03:10:16 Thursday January 08 2004
Ha! I got some things accomplished today. I believe that I am finally pulling out of the semester break funk that I have been in. Besides the work that I get paid for I have finally started writing up some lecture notes for the 490 course that I am teaching this semester.

You see, I really love teaching. I strongly believe that it is one of the most important jobs there is. People in the east tend to have the proper concept of teacher (or rather Sensei). If someone entrusts you with their children's education it is both a great honor and a great responsibility. Society as a whole would benefit immeasurably if we decided that teachers were a group that deserved to be respected and paid as much as doctors and lawyers.
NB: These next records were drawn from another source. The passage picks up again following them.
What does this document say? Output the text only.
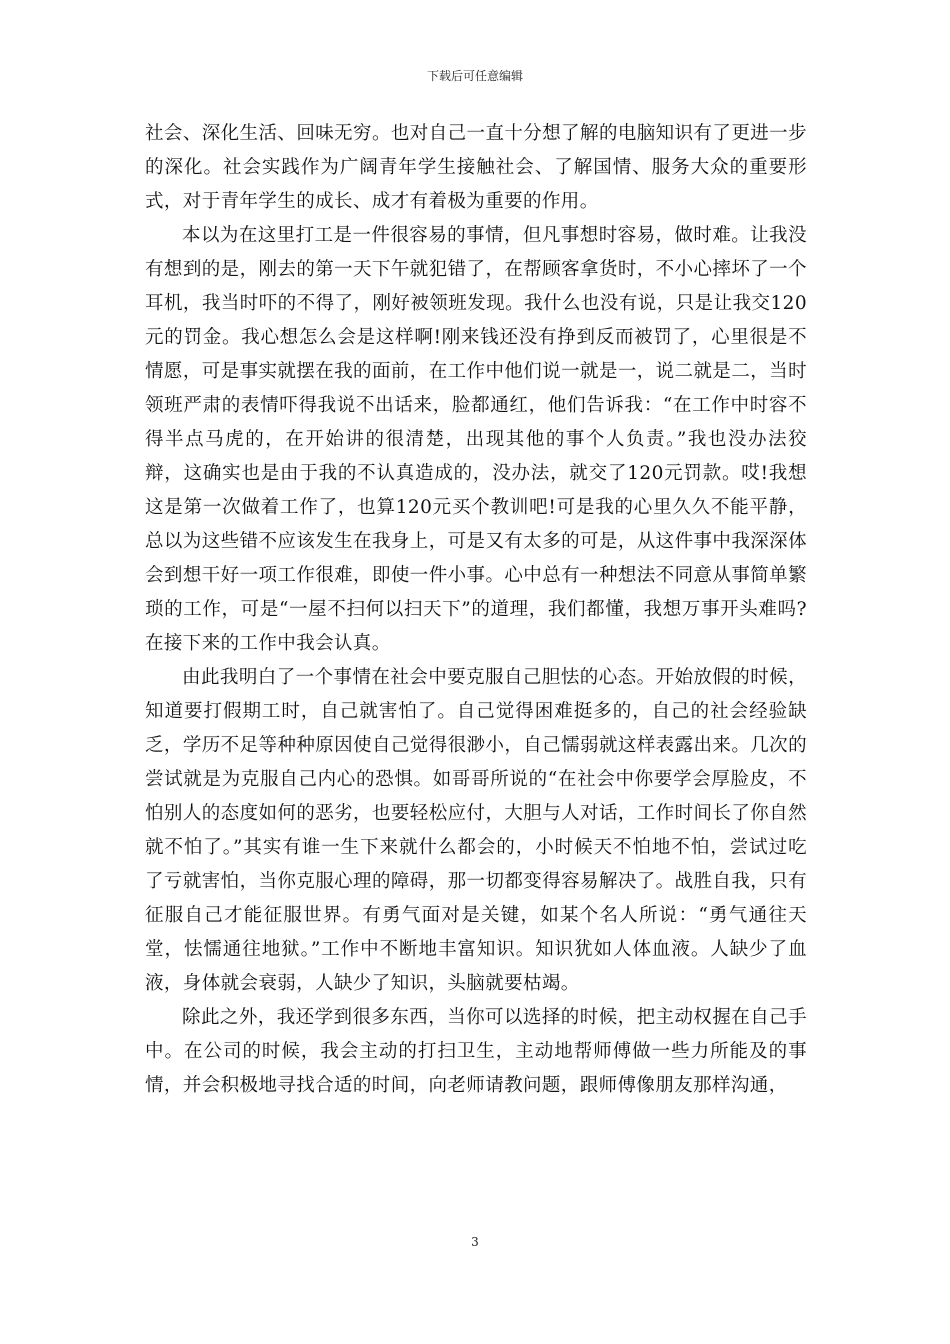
下载后可任意编辑

社会、深化生活、回味无穷。也对自己一直十分想了解的电脑知识有了更进一步的深化。社会实践作为广阔青年学生接触社会、了解国情、服务大众的重要形式，对于青年学生的成长、成才有着极为重要的作用。

本以为在这里打工是一件很容易的事情，但凡事想时容易，做时难。让我没有想到的是，刚去的第一天下午就犯错了，在帮顾客拿货时，不小心摔坏了一个耳机，我当时吓的不得了，刚好被领班发现。我什么也没有说，只是让我交120元的罚金。我心想怎么会是这样啊!刚来钱还没有挣到反而被罚了，心里很是不情愿，可是事实就摆在我的面前，在工作中他们说一就是一，说二就是二，当时领班严肃的表情吓得我说不出话来，脸都通红，他们告诉我：“在工作中时容不得半点马虎的，在开始讲的很清楚，出现其他的事个人负责。”我也没办法狡辩，这确实也是由于我的不认真造成的，没办法，就交了120元罚款。哎!我想这是第一次做着工作了，也算120元买个教训吧!可是我的心里久久不能平静，总以为这些错不应该发生在我身上，可是又有太多的可是，从这件事中我深深体会到想干好一项工作很难，即使一件小事。心中总有一种想法不同意从事简单繁琐的工作，可是“一屋不扫何以扫天下”的道理，我们都懂，我想万事开头难吗?在接下来的工作中我会认真。

由此我明白了一个事情在社会中要克服自己胆怯的心态。开始放假的时候，知道要打假期工时，自己就害怕了。自己觉得困难挺多的，自己的社会经验缺乏，学历不足等种种原因使自己觉得很渺小，自己懦弱就这样表露出来。几次的尝试就是为克服自己内心的恐惧。如哥哥所说的“在社会中你要学会厚脸皮，不怕别人的态度如何的恶劣，也要轻松应付，大胆与人对话，工作时间长了你自然就不怕了。”其实有谁一生下来就什么都会的，小时候天不怕地不怕，尝试过吃了亏就害怕，当你克服心理的障碍，那一切都变得容易解决了。战胜自我，只有征服自己才能征服世界。有勇气面对是关键，如某个名人所说：“勇气通往天堂，怯懦通往地狱。”工作中不断地丰富知识。知识犹如人体血液。人缺少了血液，身体就会衰弱，人缺少了知识，头脑就要枯竭。

除此之外，我还学到很多东西，当你可以选择的时候，把主动权握在自己手中。在公司的时候，我会主动的打扫卫生，主动地帮师傅做一些力所能及的事情，并会积极地寻找合适的时间，向老师请教问题，跟师傅像朋友那样沟通，

3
Then our best and brightest minds would go into teaching and within a few generations we would have reaped several hundred times our initial outlay.
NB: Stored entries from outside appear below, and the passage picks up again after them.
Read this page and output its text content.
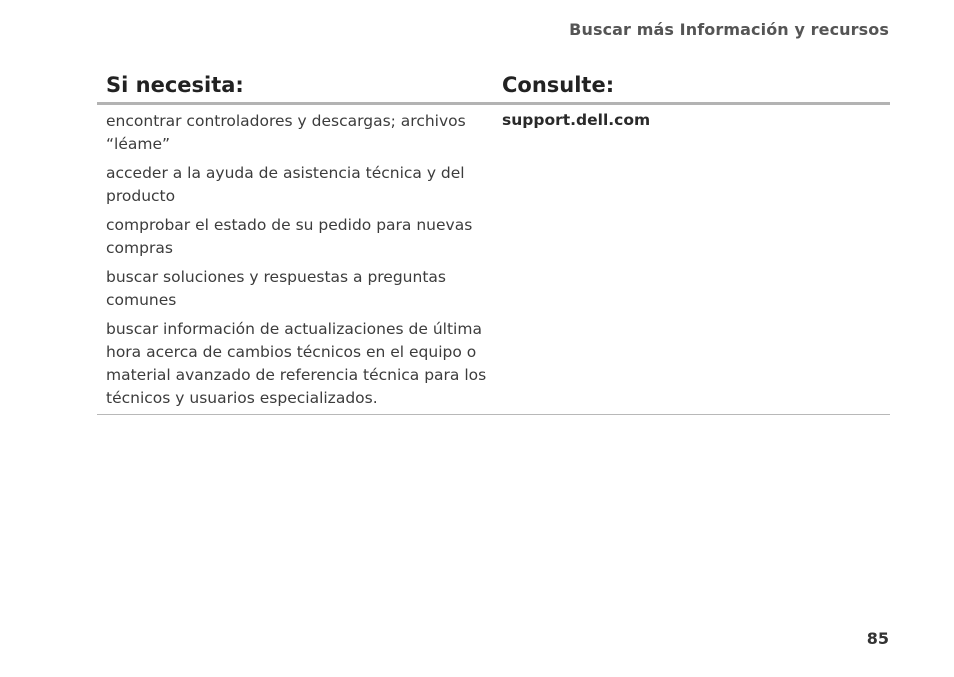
Buscar más Información y recursos
Si necesita:	Consulte:
encontrar controladores y descargas; archivos “léame”
acceder a la ayuda de asistencia técnica y del producto
comprobar el estado de su pedido para nuevas compras
buscar soluciones y respuestas a preguntas comunes
buscar información de actualizaciones de última hora acerca de cambios técnicos en el equipo o material avanzado de referencia técnica para los técnicos y usuarios especializados.
support.dell.com
85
I used to work for the Computer Science Department teaching C and C++ programming. At first I was pretty bad. Lehman sat in on my first class and was horrified. However, I have always believed teaching was important so I devoted myself to improving, and improve I did. Before long I had outstripped the other TAs and was promoted to course administrator. This is where things got hairy. Hairy like a sasquatch with hirsuitism. At this level I frequently had to go to the assistant head of the department and lobby for sufficient funds to run the course. I don't know how much you know about the way the academic system works, but a graduate student has about as much political pull in a department as he has gravitational pull on Jupiter. Needless to say I quickly expended all of my political capital.
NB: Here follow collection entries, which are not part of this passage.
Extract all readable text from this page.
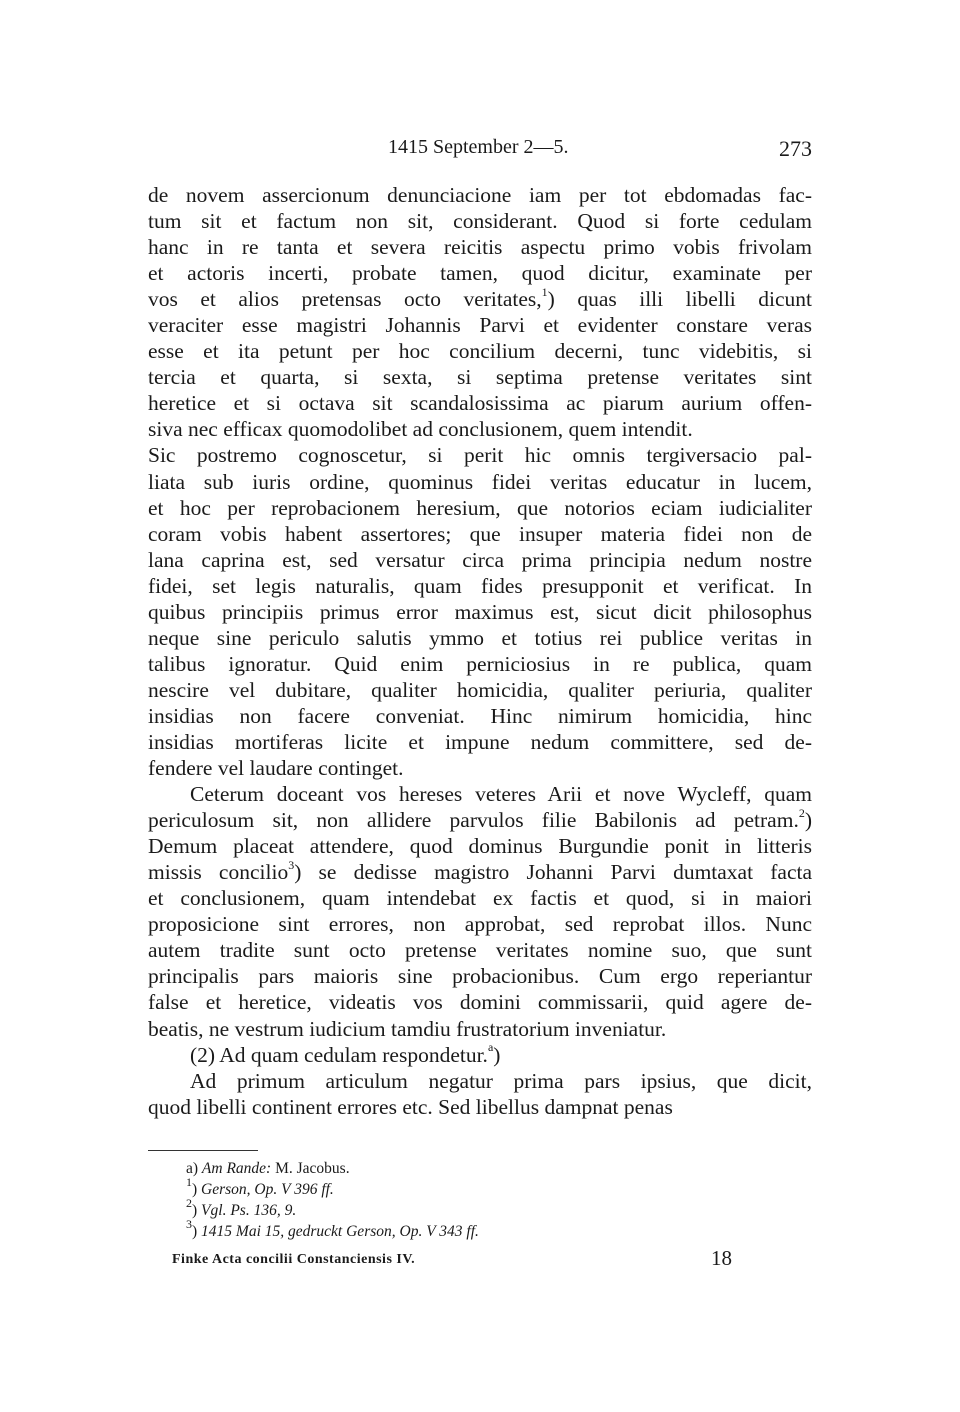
1415 September 2—5.	273
de novem assercionum denunciacione iam per tot ebdomadas fac-
tum sit et factum non sit, considerant. Quod si forte cedulam
hanc in re tanta et severa reicitis aspectu primo vobis frivolam
et actoris incerti, probate tamen, quod dicitur, examinate per
vos et alios pretensas octo veritates,$^1$) quas illi libelli dicunt
veraciter esse magistri Johannis Parvi et evidenter constare veras
esse et ita petunt per hoc concilium decerni, tunc videbitis, si
tercia et quarta, si sexta, si septima pretense veritates sint
heretice et si octava sit scandalosissima ac piarum aurium offen-
siva nec efficax quomodolibet ad conclusionem, quem intendit.
Sic postremo cognoscetur, si perit hic omnis tergiversacio pal-
liata sub iuris ordine, quominus fidei veritas educatur in lucem,
et hoc per reprobacionem heresium, que notorios eciam iudicialiter
coram vobis habent assertores; que insuper materia fidei non de
lana caprina est, sed versatur circa prima principia nedum nostre
fidei, set legis naturalis, quam fides presupponit et verificat. In
quibus principiis primus error maximus est, sicut dicit philosophus
neque sine periculo salutis ymmo et totius rei publice veritas in
talibus ignoratur. Quid enim perniciosius in re publica, quam
nescire vel dubitare, qualiter homicidia, qualiter periuria, qualiter
insidias non facere conveniat. Hinc nimirum homicidia, hinc
insidias mortiferas licite et impune nedum committere, sed de-
fendere vel laudare continget.
Ceterum doceant vos hereses veteres Arii et nove Wycleff, quam
periculosum sit, non allidere parvulos filie Babilonis ad petram.$^2$)
Demum placeat attendere, quod dominus Burgundie ponit in litteris
missis concilio$^3$) se dedisse magistro Johanni Parvi dumtaxat facta
et conclusionem, quam intendebat ex factis et quod, si in maiori
proposicione sint errores, non approbat, sed reprobat illos. Nunc
autem tradite sunt octo pretense veritates nomine suo, que sunt
principalis pars maioris sine probacionibus. Cum ergo reperiantur
false et heretice, videatis vos domini commissarii, quid agere de-
beatis, ne vestrum iudicium tamdiu frustratorium inveniatur.
(2) Ad quam cedulam respondetur.$^a$)
Ad primum articulum negatur prima pars ipsius, que dicit,
quod libelli continent errores etc. Sed libellus dampnat penas
a) Am Rande: M. Jacobus.
$^1$) Gerson, Op. V 396 ff.
$^2$) Vgl. Ps. 136, 9.
$^3$) 1415 Mai 15, gedruckt Gerson, Op. V 343 ff.
Finke Acta concilii Constanciensis IV.	18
Last semester I did not teach at all. I took a programming job with RCS. It is great. I get to work with people as geeky as myself and do something that I am good at. However, I miss teaching. So beginning next week I will be teaching a 490 experimental course for 3 to 4 students. Naturally, this work is gratis. The course will cover a variety of topics in computer music. It is not about listening to music or about how to use a particular piece of software. It is about how computers acquire, store, process, manipulate, and output sound. It is as much a course in information theory and digital signal processing as anything else. I am just happy to be teaching again and this time I am working outside of the beaurocracy so I do not expect the same difficulties as last time.